Die Sehnsucht nach einer besseren Welt, einer gerechteren Gesellschaft und einem glücklicheren Leben scheint eine Gundkonstante des menschlichen Denkens zu sein. Im Bereich der Literatur findet diese Sehnsucht ihren deutlichsten Niederschlag in der Gattung der Utopie, in der seit der Antike bestimmte Gesellschaftsmodelle propagiert und andere verworfen werden.

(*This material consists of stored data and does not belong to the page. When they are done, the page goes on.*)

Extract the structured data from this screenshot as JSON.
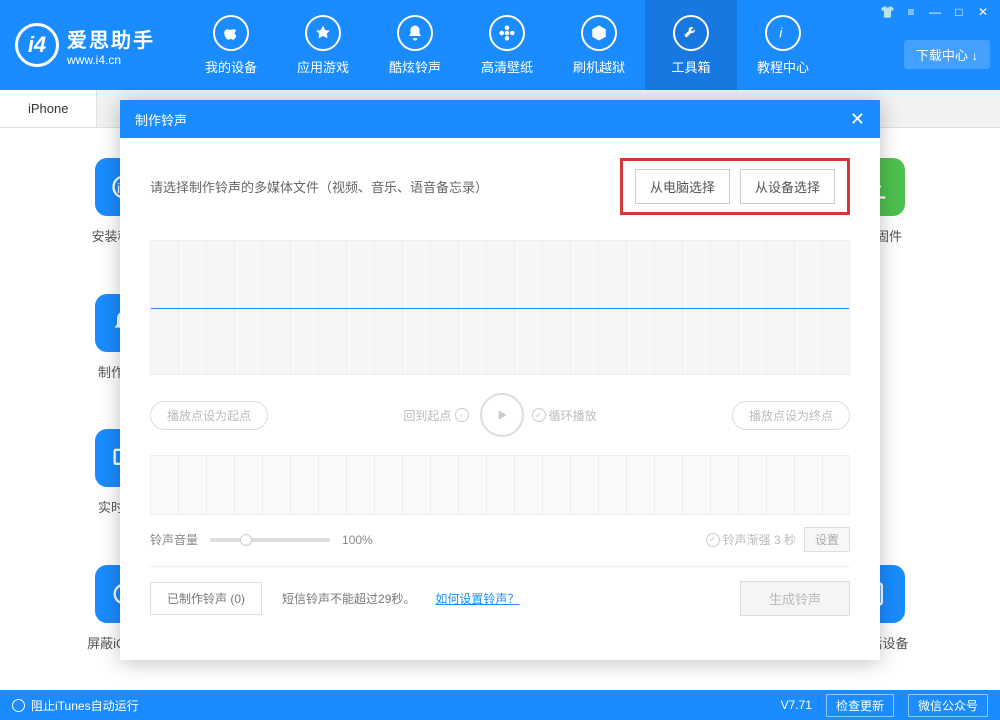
{
  "header": {
    "logo_mark": "i4",
    "logo_title": "爱思助手",
    "logo_sub": "www.i4.cn",
    "download_center": "下载中心 ↓",
    "nav": [
      {
        "label": "我的设备"
      },
      {
        "label": "应用游戏"
      },
      {
        "label": "酷炫铃声"
      },
      {
        "label": "高清壁纸"
      },
      {
        "label": "刷机越狱"
      },
      {
        "label": "工具箱"
      },
      {
        "label": "教程中心"
      }
    ]
  },
  "tabs": {
    "iphone": "iPhone"
  },
  "tools": {
    "t0": "安装移动端",
    "t1": "下载固件",
    "t2": "制作铃声",
    "t3": "实时屏幕",
    "t4": "屏蔽iOS更新",
    "t5": "反激活设备"
  },
  "modal": {
    "title": "制作铃声",
    "hint": "请选择制作铃声的多媒体文件（视频、音乐、语音备忘录）",
    "from_pc": "从电脑选择",
    "from_device": "从设备选择",
    "set_start": "播放点设为起点",
    "back_start": "回到起点",
    "loop": "循环播放",
    "set_end": "播放点设为终点",
    "volume_label": "铃声音量",
    "volume_value": "100%",
    "fade_label": "铃声渐强 3 秒",
    "set_btn": "设置",
    "created_label": "已制作铃声 (0)",
    "sms_hint": "短信铃声不能超过29秒。",
    "howto_link": "如何设置铃声？",
    "generate": "生成铃声"
  },
  "status": {
    "left": "阻止iTunes自动运行",
    "version": "V7.71",
    "check_update": "检查更新",
    "wechat": "微信公众号"
  }
}
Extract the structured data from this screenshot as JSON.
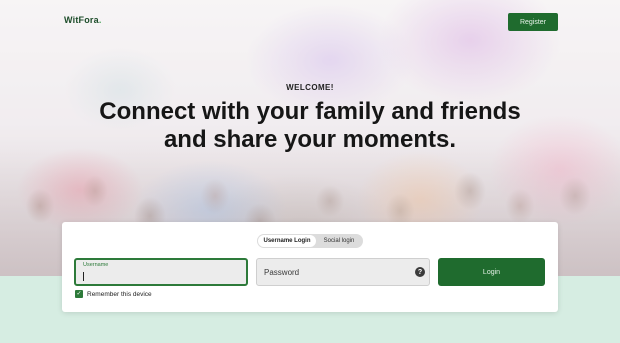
{
  "header": {
    "logo_text": "WitFora",
    "logo_dot": ".",
    "register_label": "Register"
  },
  "hero": {
    "welcome": "WELCOME!",
    "headline_line1": "Connect with your family and friends",
    "headline_line2": "and share your moments."
  },
  "login_card": {
    "tabs": [
      {
        "label": "Username Login",
        "active": true
      },
      {
        "label": "Social login",
        "active": false
      }
    ],
    "username": {
      "label": "Username",
      "value": ""
    },
    "password": {
      "placeholder": "Password",
      "value": ""
    },
    "help_icon": "question-circle-icon",
    "help_glyph": "?",
    "login_label": "Login",
    "remember_label": "Remember this device",
    "remember_checked": true,
    "check_glyph": "✓"
  },
  "colors": {
    "brand_green": "#1f6b2e",
    "accent_green": "#2d7a3a",
    "page_bg": "#d6ede2"
  }
}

Französische Autoren prägen die Gattungsgeschichte wesentlich, indem etwa Louis-Sébastien Mercier in L’An 2440 (1771) die perfekte Gesellschaft erstmals nicht mehr örtlich, sondern zeitlich situiert oder Émile Souvestre mit Le monde tel qu’il sera in der Mitte des 19. Jahrhunderts in vielen Punkten die Anti-Utopien des 20. Jahrhunderts vorwegnimmt. Die Vorlesung möchte nach einer allgemeinen Einführung in die Gattung und ihre Geschichte französische Utopien und Anti-Utopien seit Merciers epochemachendem Werk vorstellen und in einer stark komparatistisch angelegten Perspektive wichtige inhaltliche wie strukturelle Merkmale herausarbeiten und in Beziehung zu Texten anderer Sprachräume und dem jeweiligen historischen Kontext setzen. Der Endpunkt der Werkreihe wird durch die zeitgenössische Literatur und namentlich Romane von Michel Houellebecq markiert, die der Gattung neue Aufmerksamkeit verschafft haben.

Gasthörer ohne Absicht, ECTS-Punkte zu erwerben, und Interessenten an der (französischen) utopischen Literatur aus anderen Fachbereichen sind herzlich willkommen!